In the first episode of Notes from a Musical Island, music writer Laura Barton visits parts of the rugged countryside of Northumberland and the coastal city of Sunderland to explore how music and landscape are intimately related. An additional 3 episodes of the programme focus on Lancashire, Birmingham and London.
Will Millard tells the story of the River Taff, travelling from its source in the Brecon Beacons National Park to Merthyr Tydfil.
Photo: Anna Falcini
Anna Falcini takes a walk on the Isle of Grain, the furthest tip of the Thames estuary, with Rick Goldsmith, Iain Sinclair and Andrew Kotting. ‘From a transit van next to us emerged two men dressed for the rough terrain and climate of Grain like two modern day Dickens characters, full of colourful language evoked in the guttural estuary inflection, ready to combat vermin and targets with an air rifle.’

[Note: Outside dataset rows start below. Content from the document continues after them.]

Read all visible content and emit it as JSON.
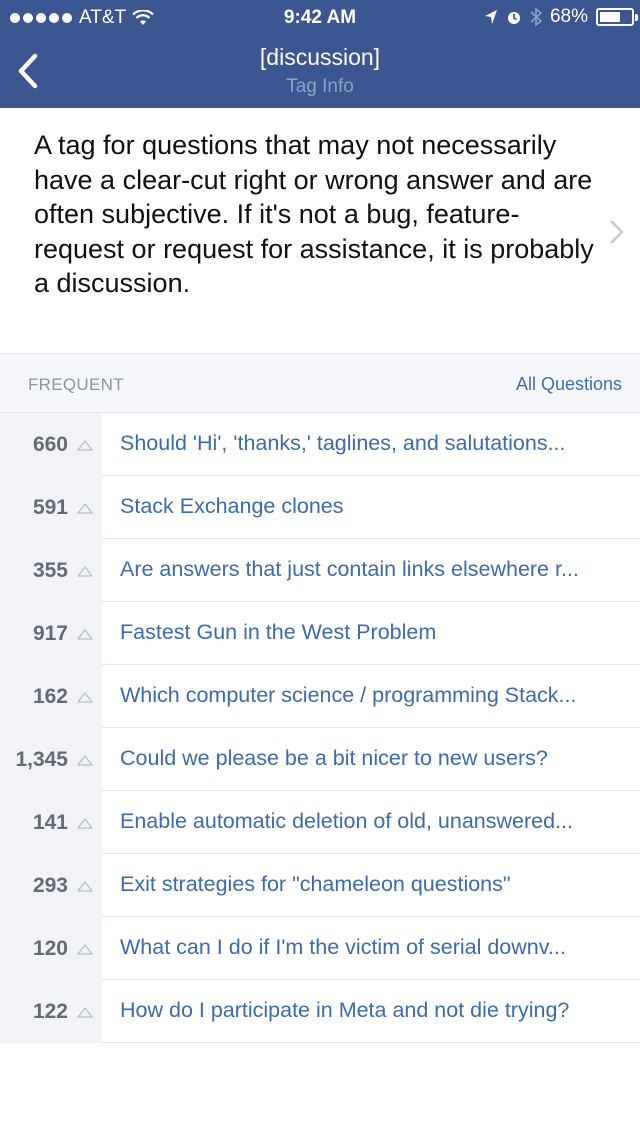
{
  "status_bar": {
    "carrier": "AT&T",
    "time": "9:42 AM",
    "battery_percent_label": "68%",
    "battery_level": 0.68
  },
  "nav": {
    "title": "[discussion]",
    "subtitle": "Tag Info",
    "back_icon": "chevron-left-icon"
  },
  "description": "A tag for questions that may not necessarily have a clear-cut right or wrong answer and are often subjective. If it's not a bug, feature-request or request for assistance, it is probably a discussion.",
  "section": {
    "label": "FREQUENT",
    "link": "All Questions"
  },
  "questions": [
    {
      "score": "660",
      "title": "Should 'Hi', 'thanks,' taglines, and salutations..."
    },
    {
      "score": "591",
      "title": "Stack Exchange clones"
    },
    {
      "score": "355",
      "title": "Are answers that just contain links elsewhere r..."
    },
    {
      "score": "917",
      "title": "Fastest Gun in the West Problem"
    },
    {
      "score": "162",
      "title": "Which computer science / programming Stack..."
    },
    {
      "score": "1,345",
      "title": "Could we please be a bit nicer to new users?"
    },
    {
      "score": "141",
      "title": "Enable automatic deletion of old, unanswered..."
    },
    {
      "score": "293",
      "title": "Exit strategies for \"chameleon questions\""
    },
    {
      "score": "120",
      "title": "What can I do if I'm the victim of serial downv..."
    },
    {
      "score": "122",
      "title": "How do I participate in Meta and not die trying?"
    }
  ],
  "colors": {
    "nav_background": "#3b5690",
    "link": "#3d6aa8"
  }
}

Bob Stanley revisits Nik Cohn’s 1969 book Awopbopaloobop Alopbamboom: ‘[It] transferred the underworld grit, diamond-studded teeth and overflowing dresses in Cohn’s imagination to the glamour, the ostentation, the ruthlessness and grubbiness of the pop business.’
Emma Warren gets to know the people affected by the Calder Valley’s Boxing Day Floods for The Canal & River Trust.
Finally, if you haven’t already, wrap your ears around the supreme talents of one Meilyr Jones. Here he is interviewed in the Guardian on the eve of his album 2013‘s release. Meilyr will also be found on the Caught by the River stage at Port Eliot festival in July.